I go as the song goes... I love New York. The first time I visited there was when our family docked at Ellis Island as immigrants from Ireland. I have' been back to the Big Town not nearly often enough. New York is it. IT. New York is the capital of the world. A person who cannot feel its magic, its uniqueness, its excitement, its permanence, its consuming spell is wrecked. Like somebody once said, "When you leave New York, you're camping out."
But why bring New York into the Phillies scene at all? And if McGraw felt compelled to, why in such a classless fashion?
What McGraw doesn't realize is that we are all teachers. We all learn from each other. What we see others doing influences us. The younger we are, the greater the influence.
McGraw doesn't realize that the teachers among us with the greatest influence on others are our heroes, especially our sports heroes. And nobody can deny that because of his wonderful, superlative clutch pitching of the past two months, particularly during the playoffs against the Houston Astros and in the World Series against the Kansas City Royals, McGraw is absolutely the biggest hero in town. People have put up signs all over the place. "McGraw for President" signs are among them.
There is no doubt about what reaction parents would have to a teacher who would use McGraw's expression in the classroom. They would agree that the classroom is not the proper setting for such remarks, by either pupil or teacher. Last Wednesday, Tug the Teacher had the biggest classroom in the country and fumbled bis assignment badly. Worse, his students present and listening on television cheered him.
An interesting observation on the World Series parade was made by Oaklyn Public School Principal Henry Lindner. "I wonder," he said, "if the same recognition will be given to the discoverer of the cure for cancer?"

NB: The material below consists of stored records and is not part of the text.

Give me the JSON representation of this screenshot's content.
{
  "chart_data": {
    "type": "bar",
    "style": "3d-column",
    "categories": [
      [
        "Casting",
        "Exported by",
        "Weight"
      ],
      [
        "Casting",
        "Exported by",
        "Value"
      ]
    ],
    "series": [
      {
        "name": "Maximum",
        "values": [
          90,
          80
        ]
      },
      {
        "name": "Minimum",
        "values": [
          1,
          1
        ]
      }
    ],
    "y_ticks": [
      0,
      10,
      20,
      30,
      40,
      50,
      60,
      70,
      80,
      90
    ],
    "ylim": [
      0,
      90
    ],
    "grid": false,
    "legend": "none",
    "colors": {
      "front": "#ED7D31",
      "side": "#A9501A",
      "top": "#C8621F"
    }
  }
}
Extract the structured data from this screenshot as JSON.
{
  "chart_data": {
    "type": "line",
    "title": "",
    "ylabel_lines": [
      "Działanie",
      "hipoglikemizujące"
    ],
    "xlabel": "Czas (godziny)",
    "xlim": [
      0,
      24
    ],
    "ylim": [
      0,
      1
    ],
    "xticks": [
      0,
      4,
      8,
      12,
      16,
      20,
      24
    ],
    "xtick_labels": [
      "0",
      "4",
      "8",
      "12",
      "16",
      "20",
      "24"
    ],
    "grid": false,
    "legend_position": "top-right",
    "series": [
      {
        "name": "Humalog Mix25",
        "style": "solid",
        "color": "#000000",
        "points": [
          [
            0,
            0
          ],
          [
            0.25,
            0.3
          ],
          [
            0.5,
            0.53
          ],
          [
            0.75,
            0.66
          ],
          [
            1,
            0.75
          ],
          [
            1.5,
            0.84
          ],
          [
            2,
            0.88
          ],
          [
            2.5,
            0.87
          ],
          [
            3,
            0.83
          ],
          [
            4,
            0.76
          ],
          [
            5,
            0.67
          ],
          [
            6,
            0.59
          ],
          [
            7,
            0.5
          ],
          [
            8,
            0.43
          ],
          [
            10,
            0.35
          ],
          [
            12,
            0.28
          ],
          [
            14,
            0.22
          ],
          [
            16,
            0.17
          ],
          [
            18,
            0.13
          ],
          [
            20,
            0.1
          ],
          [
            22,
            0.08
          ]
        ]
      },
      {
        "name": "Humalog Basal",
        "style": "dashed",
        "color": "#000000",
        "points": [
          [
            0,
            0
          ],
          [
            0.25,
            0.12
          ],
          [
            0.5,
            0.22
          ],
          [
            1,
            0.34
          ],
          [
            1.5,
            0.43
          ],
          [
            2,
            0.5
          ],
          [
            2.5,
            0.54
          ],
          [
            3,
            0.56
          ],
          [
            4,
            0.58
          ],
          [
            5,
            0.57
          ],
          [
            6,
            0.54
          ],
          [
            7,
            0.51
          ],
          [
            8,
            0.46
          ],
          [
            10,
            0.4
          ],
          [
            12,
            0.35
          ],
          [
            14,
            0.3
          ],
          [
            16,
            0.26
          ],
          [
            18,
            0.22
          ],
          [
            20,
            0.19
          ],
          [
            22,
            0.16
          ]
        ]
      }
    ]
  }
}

Well, Henry, you know that to be discriminate in our thinking does not make either of us resentful of what the Phils have accomplished in this up and down baseball season. But to answer your question, I'd have to ask how much money do we pay our research doctors and chemists and other scientists and how much do we pay our sports heroes?
Ask the average person about polio. I can hear it now. "Jonas Who? Oh, Jonas Salk? Er, ah, who's he?"